Microsoft Managed C++ ended up having destructors, finalizers,
explicit destruction, scope-based destruction of locals, re-animation,
and nondeterministic garbage collection, all in one language.
(One might suspect that this was intended to drive people to C#.)

    In Python, if you have reference loops involving objects
with destructors, the objects don't get reclaimed at all.  You don't
want to call destructors from the garbage collector.  That creates
major problems, like introducing unexpected concurrency and wierd
destructor ordering issues.

    Much of the problem is that Python, like Perl and Java, started out
with strong pointers only, and, like Perl and Java, weak pointers
were added as afterthoughts.  Once you have weak pointers, you can
do it right.  Because weak pointers went in late, there's a legacy
code problem, mostly in GUI libraries.

    One right answer would be a pure reference counted system where
loops are outright errors, and you must use weak pointers for backpointers.
I write Python code in that style, and run with GC in debug mode,
to detect leaks. I modified BeautifulSoup to use weak pointers
where appropriate, and passed those patches back to the author.
When all or part of a tree is detached, it goes away immediately,
rather than hanging around until the next GC cycle.  The general
idea is that pointers toward the leaves of trees should be strong
pointers, and pointers toward the root should be weak pointers.

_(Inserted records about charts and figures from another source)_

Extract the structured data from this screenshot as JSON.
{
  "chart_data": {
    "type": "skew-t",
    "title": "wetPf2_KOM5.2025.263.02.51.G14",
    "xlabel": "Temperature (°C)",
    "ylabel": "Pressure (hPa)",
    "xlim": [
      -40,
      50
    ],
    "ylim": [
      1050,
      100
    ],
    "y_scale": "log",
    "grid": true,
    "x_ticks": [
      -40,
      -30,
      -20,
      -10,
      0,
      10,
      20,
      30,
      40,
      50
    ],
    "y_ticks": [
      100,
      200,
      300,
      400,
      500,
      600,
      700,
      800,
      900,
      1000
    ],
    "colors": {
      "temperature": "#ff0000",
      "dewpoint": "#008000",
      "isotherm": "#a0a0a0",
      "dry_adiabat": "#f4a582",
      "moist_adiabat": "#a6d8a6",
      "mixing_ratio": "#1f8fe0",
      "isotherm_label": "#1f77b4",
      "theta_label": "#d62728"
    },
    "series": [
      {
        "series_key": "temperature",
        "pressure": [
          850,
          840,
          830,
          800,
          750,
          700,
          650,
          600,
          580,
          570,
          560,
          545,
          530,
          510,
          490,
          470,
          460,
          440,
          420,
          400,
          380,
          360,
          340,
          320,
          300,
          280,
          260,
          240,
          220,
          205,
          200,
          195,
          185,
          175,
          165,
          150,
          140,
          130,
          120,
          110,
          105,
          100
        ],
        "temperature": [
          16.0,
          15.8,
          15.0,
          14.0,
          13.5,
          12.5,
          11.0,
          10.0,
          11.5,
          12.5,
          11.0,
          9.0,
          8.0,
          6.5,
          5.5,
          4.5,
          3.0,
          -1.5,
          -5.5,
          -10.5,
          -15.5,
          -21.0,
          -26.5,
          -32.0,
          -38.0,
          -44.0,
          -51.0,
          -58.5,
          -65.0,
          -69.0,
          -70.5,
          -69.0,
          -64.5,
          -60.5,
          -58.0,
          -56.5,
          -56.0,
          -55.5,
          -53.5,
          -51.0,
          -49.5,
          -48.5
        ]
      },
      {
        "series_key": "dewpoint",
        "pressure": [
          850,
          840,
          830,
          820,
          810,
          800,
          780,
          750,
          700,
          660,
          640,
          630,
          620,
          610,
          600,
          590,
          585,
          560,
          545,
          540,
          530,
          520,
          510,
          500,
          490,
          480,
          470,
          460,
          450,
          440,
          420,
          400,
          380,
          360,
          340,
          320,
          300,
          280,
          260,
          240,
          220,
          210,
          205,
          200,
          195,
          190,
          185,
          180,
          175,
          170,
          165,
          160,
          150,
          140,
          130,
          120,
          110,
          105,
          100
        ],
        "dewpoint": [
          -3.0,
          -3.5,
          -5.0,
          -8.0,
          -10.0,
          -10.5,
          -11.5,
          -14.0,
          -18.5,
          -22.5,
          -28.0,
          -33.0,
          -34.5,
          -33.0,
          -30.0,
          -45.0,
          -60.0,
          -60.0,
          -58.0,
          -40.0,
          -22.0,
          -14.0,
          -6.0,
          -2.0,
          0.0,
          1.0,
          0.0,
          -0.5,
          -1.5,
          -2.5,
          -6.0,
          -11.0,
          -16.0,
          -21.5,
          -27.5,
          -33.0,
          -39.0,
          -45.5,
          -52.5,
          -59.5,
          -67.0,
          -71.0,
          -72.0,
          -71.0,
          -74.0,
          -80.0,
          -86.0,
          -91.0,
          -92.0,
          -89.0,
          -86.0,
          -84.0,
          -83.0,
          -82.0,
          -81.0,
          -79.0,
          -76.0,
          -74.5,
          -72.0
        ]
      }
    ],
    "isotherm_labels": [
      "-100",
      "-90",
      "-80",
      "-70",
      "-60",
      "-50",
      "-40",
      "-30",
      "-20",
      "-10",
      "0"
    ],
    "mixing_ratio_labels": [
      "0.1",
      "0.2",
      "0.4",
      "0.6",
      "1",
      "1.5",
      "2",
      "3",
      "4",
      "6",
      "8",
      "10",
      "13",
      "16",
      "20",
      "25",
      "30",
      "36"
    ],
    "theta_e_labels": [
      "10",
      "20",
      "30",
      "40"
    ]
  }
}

    For a truly sound system, you'd want to detect reference loops
at the moment they're created, and handle them as errors.  This
is quite possible, although inefficient for certain operations.
Reversing a linked list that has depth counts is expensive.  But then,
Python lists aren't implemented as linked lists; they're variable sized arrays
with one reference count for the whole array.  So, in practice,
the cases where maintaining depth counts gets expensive
are rare.

    Then you'd want a way to limit the scope of "self" within a destructor,
so that you can't use it in a context which could result in it
outliving the destruction of the object.  This is a bit tricky,
and might require some extra checking in destructors.
The basic idea is that once the reference count has gone to 0,
anything that increments it is a serious error.  (As mentioned
above, Microsoft Managed C++ allowed "re-animation", and it's
clear from that experience that you don't want to go there.)

    With those approaches, destructors
would be sound, order of destruction would be well defined, and
the "here be dragons" notes about destructors could come out of
the documentation.

    With that, we wouldn't need "with".  Or a garbage collector.

    If you like minimalism, this is the way to go.